GeneLLM: A Large cfRNA Language Model for Cancer Screening from Raw Reads
GeneLLM: A Large cfRNA Language Model for Cancer Screening from Raw Reads
Deng, S.; Sha, L.; Jin, Y.; Zhou, T.; Wang, C.; Liu, Q.; Guo, H.; Xiong, C.; Xue, Y.; Li, X.; Li, Y.; Gao, Y.; Hong, M.; Xu, J.; Chen, S.; Wang, P.

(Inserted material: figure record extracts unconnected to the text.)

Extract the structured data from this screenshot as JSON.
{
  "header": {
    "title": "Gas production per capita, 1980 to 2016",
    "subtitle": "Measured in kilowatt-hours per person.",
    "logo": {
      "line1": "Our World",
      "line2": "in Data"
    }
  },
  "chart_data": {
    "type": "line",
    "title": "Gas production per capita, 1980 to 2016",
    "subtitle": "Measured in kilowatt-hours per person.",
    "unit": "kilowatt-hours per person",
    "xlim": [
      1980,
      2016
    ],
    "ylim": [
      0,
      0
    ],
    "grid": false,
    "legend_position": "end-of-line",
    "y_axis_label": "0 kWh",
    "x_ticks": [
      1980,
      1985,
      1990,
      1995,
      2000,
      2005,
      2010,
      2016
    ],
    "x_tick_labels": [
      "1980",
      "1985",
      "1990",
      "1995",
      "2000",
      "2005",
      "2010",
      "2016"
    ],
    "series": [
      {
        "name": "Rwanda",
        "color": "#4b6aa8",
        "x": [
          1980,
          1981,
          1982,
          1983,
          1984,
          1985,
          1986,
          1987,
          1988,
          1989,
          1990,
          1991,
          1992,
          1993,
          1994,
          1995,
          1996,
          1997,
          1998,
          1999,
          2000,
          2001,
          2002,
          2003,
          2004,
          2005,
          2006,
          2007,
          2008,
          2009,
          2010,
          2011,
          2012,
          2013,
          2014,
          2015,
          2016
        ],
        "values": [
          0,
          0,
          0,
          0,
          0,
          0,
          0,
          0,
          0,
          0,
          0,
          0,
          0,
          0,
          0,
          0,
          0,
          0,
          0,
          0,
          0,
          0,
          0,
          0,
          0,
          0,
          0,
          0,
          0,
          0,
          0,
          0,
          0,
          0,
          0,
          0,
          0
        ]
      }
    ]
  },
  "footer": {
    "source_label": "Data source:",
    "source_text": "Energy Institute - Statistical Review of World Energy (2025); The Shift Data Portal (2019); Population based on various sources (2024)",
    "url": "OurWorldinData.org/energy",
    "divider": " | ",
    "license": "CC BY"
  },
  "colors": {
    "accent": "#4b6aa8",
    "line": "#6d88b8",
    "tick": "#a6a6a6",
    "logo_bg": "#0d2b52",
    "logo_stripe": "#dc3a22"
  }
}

AbstractPlasma cell-free RNA (cfRNA) has recently emerged as a promising biomarker for non-invasive early cancer detection and treatment monitoring. Here, we introduce GeneLLM, a novel large language model designed to interpret cfRNA sequences directly, bypassing the need for genome annotations. GeneLLM significantly advances the detection accuracy of various cancer types. Our study demonstrates that this method achieves higher accuracy than traditional biomarkers and effectively handles large datasets from different centres, even with low sequencing depth. By avoiding the use of bioinformatics tools to count known genes, GeneLLM also discovered cfRNAs from previously unknown genes, referred to as \'dark matters\' in the genome, as cancer detection \'pseudo-biomarkers\'. Our results showcase the potential of GeneLLM to revolutionise cancer detection, making it more accessible and cost-effective. By offering a method that does not depend on bioinformatics tools to count known genes, GeneLLM opens new avenues for biomarker discovery and enhances our understanding of intercellular communication through novel RNA molecules.